Data lineage
When you use bifabrik
to transform data and save it to lakehouse tables, you can enable data lineage tracking.
This will give you column-level mapping from the source to destination tables.
How it works
When lineage is enabled, bifabrik
parses each dataframe (or dataframe coming from a SQL query) that is being saved to a lakehouse.
The lineage information is then saved as a JSON file in a folder in the default lakehouse where you can process it further.
The JSON files can be deserialized to DataFrameLineage
objects that you can use to traverse the columns and their lineage.
Thus, in a typical scenario, you will be running a bunch of notebooks loading different tables with lineage enabled before processing the lineage folder e.g. once a day.
Example
First, we enable lineage tracking and set the destination folder
import bifabrik as bif
bif.config.lineage.lineageFolder = "Files/bifabrik_lineage"

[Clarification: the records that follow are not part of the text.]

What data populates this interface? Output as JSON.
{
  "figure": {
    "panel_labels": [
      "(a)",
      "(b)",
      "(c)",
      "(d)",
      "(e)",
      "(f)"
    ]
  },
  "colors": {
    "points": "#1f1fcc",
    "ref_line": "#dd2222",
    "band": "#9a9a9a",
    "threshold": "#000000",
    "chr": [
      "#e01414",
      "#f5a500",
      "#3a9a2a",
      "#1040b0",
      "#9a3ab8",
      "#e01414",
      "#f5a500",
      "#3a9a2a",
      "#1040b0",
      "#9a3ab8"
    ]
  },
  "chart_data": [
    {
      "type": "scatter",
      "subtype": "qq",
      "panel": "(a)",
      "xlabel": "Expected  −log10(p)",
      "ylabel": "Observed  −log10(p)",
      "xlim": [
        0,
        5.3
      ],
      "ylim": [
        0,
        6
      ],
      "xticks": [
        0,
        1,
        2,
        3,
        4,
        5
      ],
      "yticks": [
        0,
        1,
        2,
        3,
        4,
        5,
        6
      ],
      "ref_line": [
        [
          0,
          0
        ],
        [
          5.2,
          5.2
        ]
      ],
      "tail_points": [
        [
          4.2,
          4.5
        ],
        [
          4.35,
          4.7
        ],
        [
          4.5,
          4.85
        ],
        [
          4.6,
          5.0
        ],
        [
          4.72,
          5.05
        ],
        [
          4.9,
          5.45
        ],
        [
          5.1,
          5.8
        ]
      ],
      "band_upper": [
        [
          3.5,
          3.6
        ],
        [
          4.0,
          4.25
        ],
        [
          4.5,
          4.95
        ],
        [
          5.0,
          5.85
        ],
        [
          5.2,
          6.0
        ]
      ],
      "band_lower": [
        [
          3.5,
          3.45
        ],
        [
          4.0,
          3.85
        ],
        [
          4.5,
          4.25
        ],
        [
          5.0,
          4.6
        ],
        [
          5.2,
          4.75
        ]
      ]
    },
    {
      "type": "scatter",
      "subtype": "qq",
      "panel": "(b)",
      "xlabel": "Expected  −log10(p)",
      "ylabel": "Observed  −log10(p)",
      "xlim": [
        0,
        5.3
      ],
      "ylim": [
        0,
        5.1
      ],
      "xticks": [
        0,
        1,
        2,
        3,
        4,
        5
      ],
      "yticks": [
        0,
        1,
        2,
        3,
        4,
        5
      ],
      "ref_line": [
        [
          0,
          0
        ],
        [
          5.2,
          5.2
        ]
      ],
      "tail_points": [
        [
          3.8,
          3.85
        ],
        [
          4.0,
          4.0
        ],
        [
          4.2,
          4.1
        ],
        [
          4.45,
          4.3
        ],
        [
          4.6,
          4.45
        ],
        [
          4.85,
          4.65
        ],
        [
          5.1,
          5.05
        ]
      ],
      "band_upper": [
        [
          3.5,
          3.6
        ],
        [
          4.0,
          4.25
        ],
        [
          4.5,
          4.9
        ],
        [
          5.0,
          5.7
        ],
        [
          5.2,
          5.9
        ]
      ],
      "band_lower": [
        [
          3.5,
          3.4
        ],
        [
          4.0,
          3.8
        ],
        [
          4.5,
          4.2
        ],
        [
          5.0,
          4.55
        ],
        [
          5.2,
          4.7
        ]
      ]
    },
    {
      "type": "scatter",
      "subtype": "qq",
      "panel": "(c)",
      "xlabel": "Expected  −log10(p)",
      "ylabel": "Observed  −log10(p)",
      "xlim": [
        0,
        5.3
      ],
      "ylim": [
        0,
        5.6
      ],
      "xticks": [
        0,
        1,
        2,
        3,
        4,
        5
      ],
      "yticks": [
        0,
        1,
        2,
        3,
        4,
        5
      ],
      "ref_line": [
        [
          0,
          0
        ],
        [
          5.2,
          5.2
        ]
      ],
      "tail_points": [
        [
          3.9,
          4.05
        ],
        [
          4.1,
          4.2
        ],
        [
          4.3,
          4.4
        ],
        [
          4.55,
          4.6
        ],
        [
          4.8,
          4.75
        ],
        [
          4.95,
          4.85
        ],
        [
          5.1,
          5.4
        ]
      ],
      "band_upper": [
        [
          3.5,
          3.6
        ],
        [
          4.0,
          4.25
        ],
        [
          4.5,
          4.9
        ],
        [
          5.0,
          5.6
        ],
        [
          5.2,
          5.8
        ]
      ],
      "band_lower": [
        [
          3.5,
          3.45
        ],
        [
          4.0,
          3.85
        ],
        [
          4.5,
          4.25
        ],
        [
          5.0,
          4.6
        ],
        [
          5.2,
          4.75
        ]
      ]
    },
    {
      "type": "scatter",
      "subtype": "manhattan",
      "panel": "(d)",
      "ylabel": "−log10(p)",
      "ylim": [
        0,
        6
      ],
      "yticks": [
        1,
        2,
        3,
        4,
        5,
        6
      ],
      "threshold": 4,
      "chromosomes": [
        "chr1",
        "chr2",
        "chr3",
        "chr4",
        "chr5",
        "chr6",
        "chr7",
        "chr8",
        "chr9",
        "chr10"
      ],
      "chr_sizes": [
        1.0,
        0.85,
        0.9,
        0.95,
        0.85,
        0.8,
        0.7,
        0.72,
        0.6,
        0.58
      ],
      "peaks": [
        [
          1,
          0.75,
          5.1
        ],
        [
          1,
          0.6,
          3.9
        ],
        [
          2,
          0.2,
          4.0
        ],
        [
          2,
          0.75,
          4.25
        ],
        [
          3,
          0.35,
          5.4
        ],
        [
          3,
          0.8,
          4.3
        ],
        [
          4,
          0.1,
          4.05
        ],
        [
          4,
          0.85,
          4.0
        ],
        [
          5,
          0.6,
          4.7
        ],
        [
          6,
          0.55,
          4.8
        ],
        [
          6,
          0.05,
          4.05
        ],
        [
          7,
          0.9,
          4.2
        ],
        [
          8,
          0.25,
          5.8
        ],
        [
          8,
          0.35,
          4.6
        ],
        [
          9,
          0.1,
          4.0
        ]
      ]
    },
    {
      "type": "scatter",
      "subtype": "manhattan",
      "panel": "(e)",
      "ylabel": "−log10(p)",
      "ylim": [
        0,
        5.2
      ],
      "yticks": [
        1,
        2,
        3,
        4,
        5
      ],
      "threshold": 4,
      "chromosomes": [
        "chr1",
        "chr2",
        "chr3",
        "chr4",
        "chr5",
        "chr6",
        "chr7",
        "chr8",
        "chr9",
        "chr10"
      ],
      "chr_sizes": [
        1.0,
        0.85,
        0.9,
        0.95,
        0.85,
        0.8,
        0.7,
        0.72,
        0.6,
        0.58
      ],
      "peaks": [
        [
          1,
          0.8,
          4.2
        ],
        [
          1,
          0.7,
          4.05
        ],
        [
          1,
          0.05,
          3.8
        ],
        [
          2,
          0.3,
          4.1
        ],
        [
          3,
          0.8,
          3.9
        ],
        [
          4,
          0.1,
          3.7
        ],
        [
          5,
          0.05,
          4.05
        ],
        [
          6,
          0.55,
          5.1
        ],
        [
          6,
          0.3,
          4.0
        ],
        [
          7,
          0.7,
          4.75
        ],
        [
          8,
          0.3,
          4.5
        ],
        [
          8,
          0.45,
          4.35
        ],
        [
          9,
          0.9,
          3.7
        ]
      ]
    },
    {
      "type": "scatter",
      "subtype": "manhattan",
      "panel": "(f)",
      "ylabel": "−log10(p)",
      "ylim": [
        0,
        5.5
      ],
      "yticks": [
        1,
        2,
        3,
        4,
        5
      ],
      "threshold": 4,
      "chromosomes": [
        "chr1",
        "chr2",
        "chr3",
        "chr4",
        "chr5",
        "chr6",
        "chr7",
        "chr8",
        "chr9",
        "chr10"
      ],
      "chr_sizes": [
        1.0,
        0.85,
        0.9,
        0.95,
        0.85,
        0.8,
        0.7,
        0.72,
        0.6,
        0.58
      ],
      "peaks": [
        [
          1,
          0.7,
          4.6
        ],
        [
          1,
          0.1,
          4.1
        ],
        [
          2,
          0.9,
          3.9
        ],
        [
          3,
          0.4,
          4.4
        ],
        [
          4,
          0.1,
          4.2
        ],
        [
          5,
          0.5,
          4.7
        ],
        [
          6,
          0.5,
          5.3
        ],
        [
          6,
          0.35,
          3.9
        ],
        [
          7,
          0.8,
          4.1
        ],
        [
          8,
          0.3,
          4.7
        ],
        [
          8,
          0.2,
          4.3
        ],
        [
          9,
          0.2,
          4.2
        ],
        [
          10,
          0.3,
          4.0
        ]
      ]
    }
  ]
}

bif.config.lineage.lineageEnabled = True
Then we can run a pipeline as per usual, in this case loading data from Bronze to Silver
(
bif.fromSparkSql('''
SELECT
id AS InvoiceId,
total * (1 + vat_percent / 100) TotalWithVAT
FROM Bronze.is_invoice
''')
.toTable('InvoicesTest')
.destinationLakehouse('Silver')
.run()
)
This will save the lineage to a file in the lienageFolder
in the format of {target_lakehouse}_{target_table}_{timestamp}.json
, in this case Files/bifabrik_lineage/Silver_InvoicesTest_20250708_184955_346.json
.
You can go through the output folder regularly to process all the lineage. To deserialize the file, use DataFrameLineage
from bifabrik.utils.lineage.DataFrameLineage
from bifabrik.utils.lineage.DataFrameLineage import DataFrameLineage
file_path = f'/lakehouse/default/Files/bifabrik_lineage/Silver_InvoicesTest_20250708_184955_346.json'
with open(file_path, "r") as file:
file_content = file.read()
df_lineage = DataFrameLineage.fromJson(file_content)
print(df_lineage)
The output can look like this - showing that e.g. TotalWithVAT depends on the two columns from spark catalog and goes through a transformation in the query:
InvoiceId#2314 'InvoiceId'
--- `spark_catalog`.`bronze`.`is_invoice`.`id`#2317
--- InvoiceId#2314 'spark_catalog.Bronze.is_invoice.id AS InvoiceId'
TotalWithVAT#2315 'TotalWithVAT'
--- `spark_catalog`.`bronze`.`is_invoice`.`total`#2345
--- `spark_catalog`.`bronze`.`is_invoice`.`vat_percent`#2337
--- TotalWithVAT#2315 '(spark_catalog.Bronze.is_invoice.total * (CAST(1 AS DECIMAL(1,0)) + (spark_catalog.Bronze.is_invoice.vat_percent / CAST(100 AS DECIMAL(3,0))))) AS TotalWithVAT'
You can use the DataFrameLineage
like this
# check for parsing errors - this shouldn't happen too often though :)
if df_lineage.error is not None:
print(df_lineage.error)
for c in df_lineage.columns:
print(f'output column {c.name}')
# this only contains the catalog columns (not the intermediate transformations as seen above)
for dep in c.tableColumnDependencies:
print(f'--- depends on {dep.dbName}.{dep.tableName}.{dep.name}')
You can get further context about the notebook execution, which can help with processing the lineage data.
# the context of the bifabrik load execution
print(df_lineage.context)
The context has the following properties:
{
"executionDateTime": 1752000595.3460455,
"workspaceName": "Workspace of the notebook",
"workspaceId": "f899434f-...",
"targetLakehouseName": "Silver",
"targetTableName": "InvoicesTest",
"notebookName": "NB_Lineage_Sample",
"notebookId": "4ba8abda-...",
"userName": "Radovan Jankovi\u010d",
"userId": "3026f5e8-..."
}
Note that issues can happen when parsing the lineage. The tool is now focused on transformations between lakehouse tables, so it can run into issues if you, for example, read data from XML or some other format into a dataframe. In that case, the dependencies will not be contained in the output file. Instead, you may find an error message in the
error
property (as seen above).If you encounter issues or need to track data lineage from sources other than tables, you can report them through the GitHub issues page.